The European Food Safety Authority (EFSA) in its Scientific Opinion on Caffeine noted ‘that caffeine at doses of 3 mg/kg bw (equivalent to 210 mg for a 70-kg adult) ingested about one hour prior to endurance exercise appear to induce only a modest increase in body temperature compared to placebo’. They also added that ‘higher doses of caffeine (5-6 mg/kg bw equivalent to 420 mg for a 70-kg adult) ingested about one hour prior to prolonged endurance exercise in a hot environment do not affect body temperature or hydration status beyond what could be expected from the testing conditions’14.
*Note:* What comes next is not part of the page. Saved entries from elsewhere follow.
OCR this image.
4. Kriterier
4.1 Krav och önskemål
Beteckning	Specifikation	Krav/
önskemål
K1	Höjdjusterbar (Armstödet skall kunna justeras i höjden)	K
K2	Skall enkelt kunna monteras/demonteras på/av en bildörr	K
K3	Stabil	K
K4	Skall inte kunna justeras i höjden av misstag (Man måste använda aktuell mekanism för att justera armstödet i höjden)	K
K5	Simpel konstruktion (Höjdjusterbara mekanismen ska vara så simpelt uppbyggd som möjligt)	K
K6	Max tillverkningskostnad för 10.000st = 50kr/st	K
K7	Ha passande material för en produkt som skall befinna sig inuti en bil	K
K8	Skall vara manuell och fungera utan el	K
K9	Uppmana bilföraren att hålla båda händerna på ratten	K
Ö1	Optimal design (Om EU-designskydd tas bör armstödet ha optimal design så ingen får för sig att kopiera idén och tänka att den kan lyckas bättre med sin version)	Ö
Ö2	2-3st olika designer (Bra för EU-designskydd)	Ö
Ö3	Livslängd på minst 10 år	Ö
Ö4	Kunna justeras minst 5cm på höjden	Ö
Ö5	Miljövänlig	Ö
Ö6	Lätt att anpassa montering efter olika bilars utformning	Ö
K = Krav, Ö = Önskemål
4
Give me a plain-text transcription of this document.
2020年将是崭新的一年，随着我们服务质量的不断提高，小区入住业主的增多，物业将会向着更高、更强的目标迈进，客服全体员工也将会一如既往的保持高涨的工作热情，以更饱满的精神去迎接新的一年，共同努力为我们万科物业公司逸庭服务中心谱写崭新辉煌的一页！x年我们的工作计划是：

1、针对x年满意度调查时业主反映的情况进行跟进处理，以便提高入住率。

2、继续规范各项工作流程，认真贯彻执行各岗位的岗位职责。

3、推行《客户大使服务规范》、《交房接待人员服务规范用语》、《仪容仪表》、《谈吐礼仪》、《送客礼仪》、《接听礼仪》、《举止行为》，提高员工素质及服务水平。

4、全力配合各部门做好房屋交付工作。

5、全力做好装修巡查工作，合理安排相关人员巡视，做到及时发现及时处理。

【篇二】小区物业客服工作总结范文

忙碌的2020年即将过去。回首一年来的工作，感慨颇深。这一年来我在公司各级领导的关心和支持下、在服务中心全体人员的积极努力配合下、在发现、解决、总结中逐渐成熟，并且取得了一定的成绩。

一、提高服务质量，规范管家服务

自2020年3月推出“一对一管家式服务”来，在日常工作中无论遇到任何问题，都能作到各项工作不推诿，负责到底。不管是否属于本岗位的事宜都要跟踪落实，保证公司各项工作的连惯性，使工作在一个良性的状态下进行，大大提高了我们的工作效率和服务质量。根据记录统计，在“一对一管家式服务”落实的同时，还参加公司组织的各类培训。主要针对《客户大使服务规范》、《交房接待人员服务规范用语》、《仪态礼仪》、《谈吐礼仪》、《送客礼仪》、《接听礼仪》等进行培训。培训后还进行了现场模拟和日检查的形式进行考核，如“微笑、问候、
An additional comprehensive and critical review10 of 10 studies, which scrutinised the different protocols and the results obtained, concluded that:
- A daily intake of 300mg of caffeine (the amount found in approximately 3 regular cups of coffee) induces only a mild, short-term diuretic effect, similar to that of water, with no significant effect on overall fluid balance
- There is no evidence that caffeine is detrimental during exercise in hot climates when fluid losses are maximal
- The long-term effects of caffeine on fluid balance are not adequately reported. There are a number of methodological limitations. For example, urine should be collected over longer periods, at least 24 hours. Studies over a short time period suggest a mild, short-term diuretic effect of caffeine after 3 hours, though this effect ceases to be observed over longer time periods
- Statements suggesting the avoidance of caffeinated beverages before, and during, exercise are unfounded
In a more recent survey of the available literature on caffeine and exercise performance, the various components of hydration during sport were reviewed. As far as caffeine is concerned, ingestion of moderate to low levels (less than 300mg) in one shot did not contribute to dehydration either at rest or during exercise2. Similar conclusions can be drawn for the long-term ingestion of caffeine.
Caffeine and endurance exercise performance
A 2009 study systematically and critically reviewed the effect of caffeine on endurance performance11. The most relevant studies were selected for the review, excluding the studies with no time-trial component. A total of 19 studies were analysed. The authors concluded that, overall, caffeine ingestion in moderate quantities can be effective for endurance athletes.
In addition, in a paper aimed at developing a position statement on the effect of caffeine on sports performance, a team of experts reviewed the available literature in a systematic and sizable survey12. They concluded that caffeine is beneficial for sports performance. This literature review did not support caffeine-induced diuresis during exercise.
Caffeine and temperature regulation
Several factors can reduce heat tolerance during exercise in hot environments. A literature review assessed fluid balance, temperature regulation and exercise-heat tolerance during exercise. The results showed no evidence that caffeine induces chronic dehydration or negatively affects temperature regulation in a hot environment13.